Now the two families, with three generations of Midwestern and Florida auto dealership ownership between them, will intertwine, when Germain takes over Ann Arbor's popular Howard Cooper dealership on South State Street.

It was there that Cooper bought farmland and built the original VW dealership. “I thought I'd died and gone to heaven when VW offered me the Ann Arbor market,” Cooper recalls. “After the building went up, the VW distributor thought I had overbuilt. But within six years we had doubled our service capacity.” In 1972 the dealership expanded with the addition of the Porsche and Audi franchises and in 1979, Honda. “I remember when some Grateful Dead followers (Deadheads) came by to have their VWs worked on," he laughs. “Long hair, flowers painted on the cars.....they loved their VWs.”

Service has been the backbone of Cooper's business for many years; there are 90 employees serving a loyal clientele, and the dealership consistently comes out near the top in service volume for Honda and VW vehicles. About 1,600 new and used cars are purchased at Howard Cooper every year. “Ann Arbor is a stable market because of the University,” Cooper notes. “We don't suffer the ups and downs of the greater Detroit area.”

Many of the employees at Howard Cooper have been there for decades. The comptroller, Sandy Reagan, has been with the company for 46 years and many others have had tenures of 20, 30 and even 40 years. “At 10 years you're just kind of getting started here,” Cooper says. “My employees are the secret of our success. You can't do it without a lot of great people. They are the ones who've made the business successful.”

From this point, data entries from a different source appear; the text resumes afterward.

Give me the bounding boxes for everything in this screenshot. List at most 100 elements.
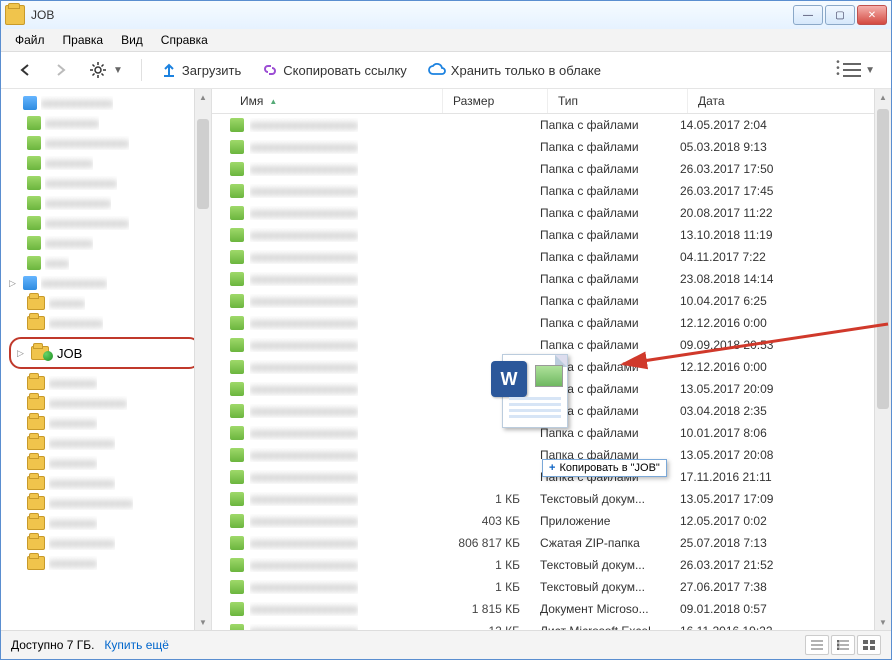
table-row[interactable]: xxxxxxxxxxxxxxxxxxПапка с файлами04.11.2… [212,246,891,268]
file-name: xxxxxxxxxxxxxxxxxx [250,184,358,198]
sidebar-tree[interactable]: xxxxxxxxxxxx xxxxxxxxx xxxxxxxxxxxxxx xx… [1,89,212,630]
menubar: Файл Правка Вид Справка [1,29,891,52]
table-row[interactable]: xxxxxxxxxxxxxxxxxxПапка с файлами14.05.2… [212,114,891,136]
upload-button[interactable]: Загрузить [152,57,249,83]
sidebar-item-label: JOB [57,346,82,361]
file-name: xxxxxxxxxxxxxxxxxx [250,492,358,506]
file-name: xxxxxxxxxxxxxxxxxx [250,382,358,396]
menu-edit[interactable]: Правка [55,31,112,49]
cell-size: 1 КБ [425,580,530,594]
buy-more-link[interactable]: Купить ещё [104,638,169,652]
file-name: xxxxxxxxxxxxxxxxxx [250,206,358,220]
table-row[interactable]: xxxxxxxxxxxxxxxxxxПапка с файлами10.04.2… [212,290,891,312]
cell-size: 12 КБ [425,624,530,630]
cell-type: Папка с файлами [530,206,670,220]
cell-type: Лист Microsoft Excel [530,624,670,630]
column-name[interactable]: Имя▲ [230,89,443,113]
table-row[interactable]: xxxxxxxxxxxxxxxxxx1 КБТекстовый докум...… [212,554,891,576]
table-row[interactable]: xxxxxxxxxxxxxxxxxx12 КБЛист Microsoft Ex… [212,620,891,630]
menu-file[interactable]: Файл [7,31,53,49]
cell-date: 20.08.2017 11:22 [670,206,891,220]
table-row[interactable]: xxxxxxxxxxxxxxxxxx403 КБПриложение12.05.… [212,510,891,532]
titlebar[interactable]: JOB — ▢ ✕ [1,1,891,29]
column-headers: Имя▲ Размер Тип Дата [212,89,891,114]
menu-view[interactable]: Вид [113,31,151,49]
table-row[interactable]: xxxxxxxxxxxxxxxxxx1 815 КБДокумент Micro… [212,598,891,620]
cell-type: Папка с файлами [530,404,670,418]
view-details-button[interactable] [805,635,829,655]
table-row[interactable]: xxxxxxxxxxxxxxxxxxПапка с файлами26.03.2… [212,158,891,180]
settings-button[interactable]: ▼ [81,57,131,83]
table-row[interactable]: xxxxxxxxxxxxxxxxxxПапка с файлами05.03.2… [212,136,891,158]
chevron-down-icon: ▼ [865,65,875,76]
table-row[interactable]: xxxxxxxxxxxxxxxxxx806 817 КБСжатая ZIP-п… [212,532,891,554]
column-type[interactable]: Тип [548,89,688,113]
file-name: xxxxxxxxxxxxxxxxxx [250,294,358,308]
nav-forward-button[interactable] [45,58,77,82]
menu-help[interactable]: Справка [153,31,216,49]
expand-triangle-icon[interactable]: ▷ [17,348,27,359]
explorer-window: JOB — ▢ ✕ Файл Правка Вид Справка ▼ Загр… [0,0,892,660]
cell-type: Текстовый докум... [530,580,670,594]
sync-status-icon [230,448,244,462]
cell-date: 25.07.2018 7:13 [670,536,891,550]
file-name: xxxxxxxxxxxxxxxxxx [250,250,358,264]
file-name: xxxxxxxxxxxxxxxxxx [250,426,358,440]
sync-status-icon [230,338,244,352]
table-row[interactable]: xxxxxxxxxxxxxxxxxxПапка с файлами13.10.2… [212,224,891,246]
view-mode-button[interactable]: ▼ [843,63,875,77]
table-row[interactable]: xxxxxxxxxxxxxxxxxx1 КБТекстовый докум...… [212,488,891,510]
table-row[interactable]: xxxxxxxxxxxxxxxxxxПапка с файлами23.08.2… [212,268,891,290]
view-list-button[interactable] [831,635,855,655]
chevron-down-icon: ▼ [113,65,123,76]
cell-date: 26.03.2017 17:45 [670,184,891,198]
view-icons-button[interactable] [857,635,881,655]
table-row[interactable]: xxxxxxxxxxxxxxxxxx1 КБТекстовый докум...… [212,576,891,598]
cell-type: Приложение [530,514,670,528]
file-name: xxxxxxxxxxxxxxxxxx [250,470,358,484]
table-row[interactable]: xxxxxxxxxxxxxxxxxx Папка с файлами20.08.2… [212,202,891,224]
table-row[interactable]: xxxxxxxxxxxxxxxxxxПапка с файлами12.12.2… [212,312,891,334]
sync-status-icon [230,404,244,418]
sync-status-icon [230,272,244,286]
table-row[interactable]: xxxxxxxxxxxxxxxxxx Папка с файлами10.01.2… [212,422,891,444]
sync-status-icon [230,228,244,242]
sync-badge-icon [43,351,53,361]
sync-status-icon [230,492,244,506]
copy-link-button[interactable]: Скопировать ссылку [253,57,415,83]
list-scrollbar[interactable]: ▲▼ [874,89,891,630]
close-button[interactable]: ✕ [857,5,887,25]
cloud-only-button[interactable]: Хранить только в облаке [419,58,609,82]
nav-back-button[interactable] [9,58,41,82]
cell-type: Текстовый докум... [530,492,670,506]
cell-type: Папка с файлами [530,184,670,198]
cell-type: Папка с файлами [530,426,670,440]
toolbar: ▼ Загрузить Скопировать ссылку Хранить т… [1,52,891,89]
sync-status-icon [230,470,244,484]
column-date[interactable]: Дата [688,89,891,113]
cell-date: 03.04.2018 2:35 [670,404,891,418]
folder-icon [5,5,25,25]
table-row[interactable]: xxxxxxxxxxxxxxxxxxПапка с файлами03.04.2… [212,400,891,422]
sync-status-icon [230,514,244,528]
sidebar-scrollbar[interactable]: ▲▼ [194,89,211,630]
table-row[interactable]: xxxxxxxxxxxxxxxxxxПапка с файлами13.05.2… [212,378,891,400]
file-name: xxxxxxxxxxxxxxxxxx [250,162,358,176]
minimize-button[interactable]: — [793,5,823,25]
maximize-button[interactable]: ▢ [825,5,855,25]
cell-date: 23.08.2018 14:14 [670,272,891,286]
sidebar-item-job[interactable]: ▷ JOB [9,337,201,369]
table-row[interactable]: xxxxxxxxxxxxxxxxxx Папка с файлами26.03.2… [212,180,891,202]
cell-type: Папка с файлами [530,162,670,176]
column-size[interactable]: Размер [443,89,548,113]
table-row[interactable]: xxxxxxxxxxxxxxxxxxПапка с файлами12.12.2… [212,356,891,378]
window-title: JOB [31,8,54,22]
file-name: xxxxxxxxxxxxxxxxxx [250,602,358,616]
cell-date: 05.03.2018 9:13 [670,140,891,154]
plus-icon: + [549,462,555,474]
file-name: xxxxxxxxxxxxxxxxxx [250,558,358,572]
cell-date: 10.04.2017 6:25 [670,294,891,308]
table-row[interactable]: xxxxxxxxxxxxxxxxxxПапка с файлами09.09.2… [212,334,891,356]
cell-size: 806 817 КБ [425,536,530,550]
cell-date: 10.01.2017 8:06 [670,426,891,440]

A year ago Germain, who lives in Columbus, Ohio, and Naples, Florida, was jogging by the Howard Cooper 12-acre dealership on South State on his way from his hotel to the annual Griese-Hutchinson-Woodson golf tournament at the U-M Golf Course, a benefit for C.S. Mott Children's Hospital. “I saw the sign and I wondered if there really was a Howard Cooper,” he recalls. “I thought of going in but didn't think he'd be there at three o'clock on a Saturday afternoon. (He was.) And then I was introduced to him after the tournament a few hours later.”

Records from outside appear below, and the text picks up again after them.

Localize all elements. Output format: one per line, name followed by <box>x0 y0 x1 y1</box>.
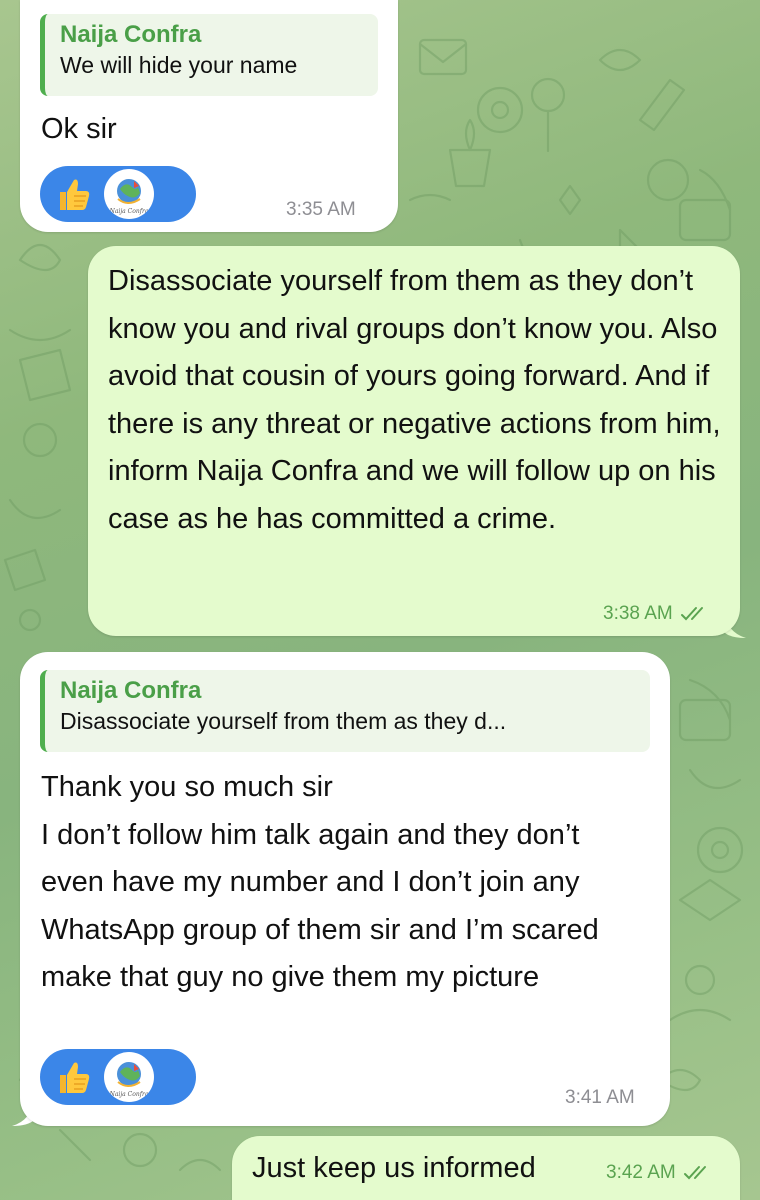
message-time: 3:42 AM <box>606 1162 676 1183</box>
message-text: Disassociate yourself from them as they … <box>108 265 721 535</box>
svg-text:Naija Confra: Naija Confra <box>109 1091 149 1098</box>
thumbs-up-icon <box>50 1055 94 1099</box>
message-bubble-outgoing[interactable]: Disassociate yourself from them as they … <box>88 246 740 636</box>
naija-confra-avatar: Naija Confra <box>104 169 154 219</box>
message-text: Ok sir <box>41 113 117 145</box>
double-check-icon <box>681 606 703 621</box>
reply-snippet: We will hide your name <box>60 52 298 78</box>
reaction-pill[interactable]: Naija Confra <box>40 1049 196 1105</box>
reply-sender-name: Naija Confra <box>60 677 202 704</box>
message-bubble-outgoing[interactable]: Just keep us informed 3:42 AM <box>232 1136 740 1200</box>
reply-quote[interactable]: Naija Confra We will hide your name <box>40 14 378 96</box>
message-text: Just keep us informed <box>252 1152 536 1184</box>
message-timestamp: 3:38 AM <box>603 603 710 625</box>
naija-confra-avatar: Naija Confra <box>104 1052 154 1102</box>
reply-snippet: Disassociate yourself from them as they … <box>60 708 507 734</box>
svg-text:Naija Confra: Naija Confra <box>109 208 149 215</box>
message-text: Thank you so much sir I don’t follow him… <box>41 771 599 993</box>
message-bubble-incoming[interactable]: Naija Confra We will hide your name Ok s… <box>20 0 398 232</box>
message-timestamp: 3:42 AM <box>606 1162 713 1184</box>
message-timestamp: 3:35 AM <box>286 199 356 220</box>
thumbs-up-icon <box>50 172 94 216</box>
message-timestamp: 3:41 AM <box>565 1087 635 1108</box>
reply-quote[interactable]: Naija Confra Disassociate yourself from … <box>40 670 650 752</box>
reaction-pill[interactable]: Naija Confra <box>40 166 196 222</box>
message-bubble-incoming[interactable]: Naija Confra Disassociate yourself from … <box>20 652 670 1126</box>
double-check-icon <box>684 1165 706 1180</box>
reply-sender-name: Naija Confra <box>60 21 202 48</box>
message-time: 3:38 AM <box>603 603 673 624</box>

“There is a Howard Cooper?” I asked. "He's in this room?”

"I was starstruck."

Cooper and Germain's extraordinarily similar family and business histories gave them a lot to talk about. “Quickly, we had a lot in common,” Germain recalls. Before long, the idea of the Germain family becoming part of the Ann Arbor business community and taking over the Howard Cooper dealership came up, and soon blossomed into figures and timelines. Germain is quick to point out that his daughter, Jessica, who will help run the company, holds an English degree from Michigan and that his father and mother both attended the University of Michigan.

Germain has assured Cooper that the employees will continue to be happy and well cared for under the new management. “It's a great opportunity for me and our family to expand our business into a good market in a dealership with an outstanding reputation,” says Germain, who has run Honda dealerships in Columbus and in Naples for many years. “All four brands have a bright future.” His customers in Columbus may find the new Ann Arbor connection “a bit puzzling” for a while, Germain says, but he thinks everyone will get used to the idea. He's incredibly impressed with Cooper's energy and enthusiasm and success into his 80s. “He's a good model,” he says.

Cooper is pleased that it will take some time to get everything lined up for the transition. Those 61 years of happiness selling and servicing cars will offer an invaluable resource from his desk on South State Street.